The PTX backend could ice when generating a state propagation sequence entering
partitioned execution. Although the stack frame is DImode aligned, nothing
actually rounds the size up consistent with that. That meant we could encounter
frames that were not a DImode multiple in size. Which broke the assert checking
that.
Rather than faff around trying to copy just the extra bit on the end of such a
frame, I changed the frame emission to round the size up, and adjust the
propagation machinery likewise. (Mostly one gets frames when not optimizing
anyway).
Applied to trunk & gomp4.
2016-08-03 Nathan Sidwell <nat...@codesourcery.com>
gcc/
* config/nvptx/nvptx.c (nvptx_declare_function_name): Round frame
size to DImode boundary.
(nvptx_propagate): Likewise.
libgomp/
* testsuite/libgomp.oacc-c-c++-common/crash-1.c: New.
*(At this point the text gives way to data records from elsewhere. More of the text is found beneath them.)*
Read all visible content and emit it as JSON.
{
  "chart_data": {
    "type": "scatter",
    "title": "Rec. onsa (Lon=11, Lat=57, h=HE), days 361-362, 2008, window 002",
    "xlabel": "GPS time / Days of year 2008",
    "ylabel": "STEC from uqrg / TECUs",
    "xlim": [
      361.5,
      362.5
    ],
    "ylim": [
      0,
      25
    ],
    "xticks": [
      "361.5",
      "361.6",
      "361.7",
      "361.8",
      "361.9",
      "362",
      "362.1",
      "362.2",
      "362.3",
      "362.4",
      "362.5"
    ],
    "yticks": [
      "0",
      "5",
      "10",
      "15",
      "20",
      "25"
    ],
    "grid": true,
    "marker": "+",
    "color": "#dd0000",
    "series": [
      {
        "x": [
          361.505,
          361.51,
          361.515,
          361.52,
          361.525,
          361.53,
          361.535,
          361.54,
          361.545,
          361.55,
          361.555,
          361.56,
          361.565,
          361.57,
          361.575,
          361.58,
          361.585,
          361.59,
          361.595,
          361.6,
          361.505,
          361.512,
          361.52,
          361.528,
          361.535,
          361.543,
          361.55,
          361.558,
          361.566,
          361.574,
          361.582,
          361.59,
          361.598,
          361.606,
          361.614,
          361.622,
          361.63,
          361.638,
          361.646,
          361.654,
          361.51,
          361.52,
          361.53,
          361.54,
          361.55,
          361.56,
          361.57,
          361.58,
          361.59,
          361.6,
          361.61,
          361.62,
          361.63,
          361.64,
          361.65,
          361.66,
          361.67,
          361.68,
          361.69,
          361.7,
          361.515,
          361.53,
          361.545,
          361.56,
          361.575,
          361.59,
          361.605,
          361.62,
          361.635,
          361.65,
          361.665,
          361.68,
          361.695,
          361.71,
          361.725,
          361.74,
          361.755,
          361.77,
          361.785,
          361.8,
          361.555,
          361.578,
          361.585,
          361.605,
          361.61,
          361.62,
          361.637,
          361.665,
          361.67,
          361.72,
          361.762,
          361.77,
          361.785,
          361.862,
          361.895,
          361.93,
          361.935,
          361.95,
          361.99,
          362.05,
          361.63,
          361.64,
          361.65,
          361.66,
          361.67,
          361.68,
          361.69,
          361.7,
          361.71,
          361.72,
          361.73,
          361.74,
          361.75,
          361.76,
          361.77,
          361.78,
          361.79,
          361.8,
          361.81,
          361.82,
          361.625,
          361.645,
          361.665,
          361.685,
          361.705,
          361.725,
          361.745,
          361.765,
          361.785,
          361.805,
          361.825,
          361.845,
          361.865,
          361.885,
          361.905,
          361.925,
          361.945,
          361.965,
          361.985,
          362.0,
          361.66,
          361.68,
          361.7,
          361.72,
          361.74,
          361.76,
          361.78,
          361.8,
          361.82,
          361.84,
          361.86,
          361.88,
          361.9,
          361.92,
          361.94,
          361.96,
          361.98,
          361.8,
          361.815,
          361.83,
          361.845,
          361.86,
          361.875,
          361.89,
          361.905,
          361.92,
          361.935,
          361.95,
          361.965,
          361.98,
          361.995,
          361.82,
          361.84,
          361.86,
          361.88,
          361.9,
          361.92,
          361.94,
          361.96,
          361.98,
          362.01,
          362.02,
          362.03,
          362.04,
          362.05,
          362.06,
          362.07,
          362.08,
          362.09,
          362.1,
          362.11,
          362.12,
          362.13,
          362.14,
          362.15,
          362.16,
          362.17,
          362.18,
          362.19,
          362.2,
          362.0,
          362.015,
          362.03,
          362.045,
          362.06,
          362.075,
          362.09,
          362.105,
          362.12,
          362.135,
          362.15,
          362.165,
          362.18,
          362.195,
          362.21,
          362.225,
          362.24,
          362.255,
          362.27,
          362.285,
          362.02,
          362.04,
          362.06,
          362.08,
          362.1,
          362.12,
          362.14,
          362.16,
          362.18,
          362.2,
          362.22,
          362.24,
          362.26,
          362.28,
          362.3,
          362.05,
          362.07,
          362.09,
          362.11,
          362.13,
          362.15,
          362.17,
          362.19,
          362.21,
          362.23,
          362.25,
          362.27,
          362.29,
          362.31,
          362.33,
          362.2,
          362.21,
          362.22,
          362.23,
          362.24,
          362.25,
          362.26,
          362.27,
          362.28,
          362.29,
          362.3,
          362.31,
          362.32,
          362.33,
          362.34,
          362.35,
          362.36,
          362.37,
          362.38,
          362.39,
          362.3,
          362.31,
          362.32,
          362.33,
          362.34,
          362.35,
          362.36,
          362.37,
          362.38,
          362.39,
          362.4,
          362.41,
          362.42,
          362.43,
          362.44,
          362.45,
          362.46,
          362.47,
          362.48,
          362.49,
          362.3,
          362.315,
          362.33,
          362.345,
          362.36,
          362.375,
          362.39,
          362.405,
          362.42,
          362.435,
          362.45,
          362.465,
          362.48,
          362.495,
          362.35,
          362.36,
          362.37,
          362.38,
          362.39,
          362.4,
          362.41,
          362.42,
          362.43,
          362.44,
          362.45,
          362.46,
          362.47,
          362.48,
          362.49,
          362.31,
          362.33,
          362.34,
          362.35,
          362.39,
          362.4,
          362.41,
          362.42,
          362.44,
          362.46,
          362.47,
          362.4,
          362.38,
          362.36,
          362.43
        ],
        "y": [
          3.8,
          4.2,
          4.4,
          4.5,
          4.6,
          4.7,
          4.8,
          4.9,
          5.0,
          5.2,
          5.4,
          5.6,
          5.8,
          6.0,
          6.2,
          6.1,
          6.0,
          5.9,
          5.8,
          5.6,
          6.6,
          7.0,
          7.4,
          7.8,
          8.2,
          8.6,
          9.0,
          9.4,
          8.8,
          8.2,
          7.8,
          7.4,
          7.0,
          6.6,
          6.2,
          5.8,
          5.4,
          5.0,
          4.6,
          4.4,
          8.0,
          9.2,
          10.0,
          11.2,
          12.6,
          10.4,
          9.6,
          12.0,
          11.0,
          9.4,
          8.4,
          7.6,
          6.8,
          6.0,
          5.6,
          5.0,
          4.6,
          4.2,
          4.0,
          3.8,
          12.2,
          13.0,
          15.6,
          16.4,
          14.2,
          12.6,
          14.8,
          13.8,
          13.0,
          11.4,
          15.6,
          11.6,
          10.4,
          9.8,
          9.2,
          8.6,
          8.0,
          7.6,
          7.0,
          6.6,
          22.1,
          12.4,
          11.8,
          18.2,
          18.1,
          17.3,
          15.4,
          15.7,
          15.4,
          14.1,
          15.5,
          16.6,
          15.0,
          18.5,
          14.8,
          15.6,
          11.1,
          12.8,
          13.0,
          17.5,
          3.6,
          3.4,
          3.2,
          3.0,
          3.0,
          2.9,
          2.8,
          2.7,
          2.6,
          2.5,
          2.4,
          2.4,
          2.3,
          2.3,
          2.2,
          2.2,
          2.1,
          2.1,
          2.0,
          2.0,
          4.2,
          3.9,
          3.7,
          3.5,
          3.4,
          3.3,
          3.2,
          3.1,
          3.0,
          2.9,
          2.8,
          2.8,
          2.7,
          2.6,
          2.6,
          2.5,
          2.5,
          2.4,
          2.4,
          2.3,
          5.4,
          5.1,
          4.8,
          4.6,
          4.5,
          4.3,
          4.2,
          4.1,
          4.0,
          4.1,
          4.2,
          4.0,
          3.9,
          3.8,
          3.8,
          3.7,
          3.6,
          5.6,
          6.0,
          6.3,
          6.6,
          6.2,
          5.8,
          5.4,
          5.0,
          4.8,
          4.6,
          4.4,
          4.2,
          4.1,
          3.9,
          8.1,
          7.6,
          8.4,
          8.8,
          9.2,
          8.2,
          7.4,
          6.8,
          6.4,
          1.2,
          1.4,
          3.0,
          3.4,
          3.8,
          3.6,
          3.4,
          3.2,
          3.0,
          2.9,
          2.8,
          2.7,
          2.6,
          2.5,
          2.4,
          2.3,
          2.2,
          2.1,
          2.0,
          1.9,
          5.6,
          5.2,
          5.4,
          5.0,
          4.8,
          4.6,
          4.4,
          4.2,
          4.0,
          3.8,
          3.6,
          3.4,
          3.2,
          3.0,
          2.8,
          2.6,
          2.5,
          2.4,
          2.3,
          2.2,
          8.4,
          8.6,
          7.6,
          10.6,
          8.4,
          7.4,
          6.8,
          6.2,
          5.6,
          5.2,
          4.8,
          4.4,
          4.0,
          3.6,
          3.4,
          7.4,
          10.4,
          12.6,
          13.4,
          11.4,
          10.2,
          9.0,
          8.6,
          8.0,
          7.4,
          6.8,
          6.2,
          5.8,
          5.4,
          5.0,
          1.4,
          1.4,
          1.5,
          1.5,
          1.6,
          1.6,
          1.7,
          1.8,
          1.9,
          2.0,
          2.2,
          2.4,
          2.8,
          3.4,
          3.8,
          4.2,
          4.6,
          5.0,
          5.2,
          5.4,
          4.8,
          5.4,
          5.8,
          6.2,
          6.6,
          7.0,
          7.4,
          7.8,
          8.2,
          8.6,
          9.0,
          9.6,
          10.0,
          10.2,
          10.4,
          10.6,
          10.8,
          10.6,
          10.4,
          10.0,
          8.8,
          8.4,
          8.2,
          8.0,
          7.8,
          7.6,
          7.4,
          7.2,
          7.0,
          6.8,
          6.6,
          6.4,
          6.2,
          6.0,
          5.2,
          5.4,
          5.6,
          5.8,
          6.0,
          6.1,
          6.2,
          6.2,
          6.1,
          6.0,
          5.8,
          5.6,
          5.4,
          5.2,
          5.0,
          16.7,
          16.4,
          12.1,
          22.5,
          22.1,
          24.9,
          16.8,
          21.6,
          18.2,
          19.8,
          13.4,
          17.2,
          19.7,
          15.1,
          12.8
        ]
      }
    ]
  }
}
Index: gcc/config/nvptx/nvptx.c
===================================================================
--- gcc/config/nvptx/nvptx.c (revision 239084)
+++ gcc/config/nvptx/nvptx.c (working copy)
@@ -999,11 +999,14 @@ nvptx_declare_function_name (FILE *file,
init_frame (file, STACK_POINTER_REGNUM,
UNITS_PER_WORD, crtl->outgoing_args_size);
- /* Declare a local variable for the frame. */
+ /* Declare a local variable for the frame. Force its size to be
+ DImode-compatible. */
HOST_WIDE_INT sz = get_frame_size ();
if (sz || cfun->machine->has_chain)
init_frame (file, FRAME_POINTER_REGNUM,
- crtl->stack_alignment_needed / BITS_PER_UNIT, sz);
+ crtl->stack_alignment_needed / BITS_PER_UNIT,
+ (sz + GET_MODE_SIZE (DImode) - 1)
+ & ~(HOST_WIDE_INT)(GET_MODE_SIZE (DImode) - 1));
/* Declare the pseudos we have as ptx registers. */
int maxregs = max_reg_num ();
@@ -3222,8 +3225,9 @@ nvptx_propagate (basic_block block, rtx_
rtx pred = NULL_RTX;
rtx_code_label *label = NULL;
- gcc_assert (!(fs & (GET_MODE_SIZE (DImode) - 1)));
- fs /= GET_MODE_SIZE (DImode);
+ /* The frame size might not be DImode compatible, but the frame
+ array's declaration will be. So it's ok to round up here. */
+ fs = (fs + GET_MODE_SIZE (DImode) - 1) / GET_MODE_SIZE (DImode);
/* Detect single iteration loop. */
if (fs == 1)
fs = 0;
Index: libgomp/testsuite/libgomp.oacc-c-c++-common/crash-1.c
===================================================================
--- libgomp/testsuite/libgomp.oacc-c-c++-common/crash-1.c (nonexistent)
+++ libgomp/testsuite/libgomp.oacc-c-c++-common/crash-1.c (working copy)
@@ -0,0 +1,28 @@
+/* { dg-do compile } */
+/* { dg-options "-O0" } */
+
+/* ICEd in nvptx backend due to unexpected frame size. */
+#pragma acc routine worker
+void
+worker_matmul (int *c, int i)
+{
+ int j;
+
+#pragma acc loop
+ for (j = 0; j < 4; j++)
+ c[j] = j;
+}
+
+
+int
+main ()
+{
+ int c[4];
+
+#pragma acc parallel
+ {
+ worker_matmul (c, 0);
+ }
+
+ return 0;
+}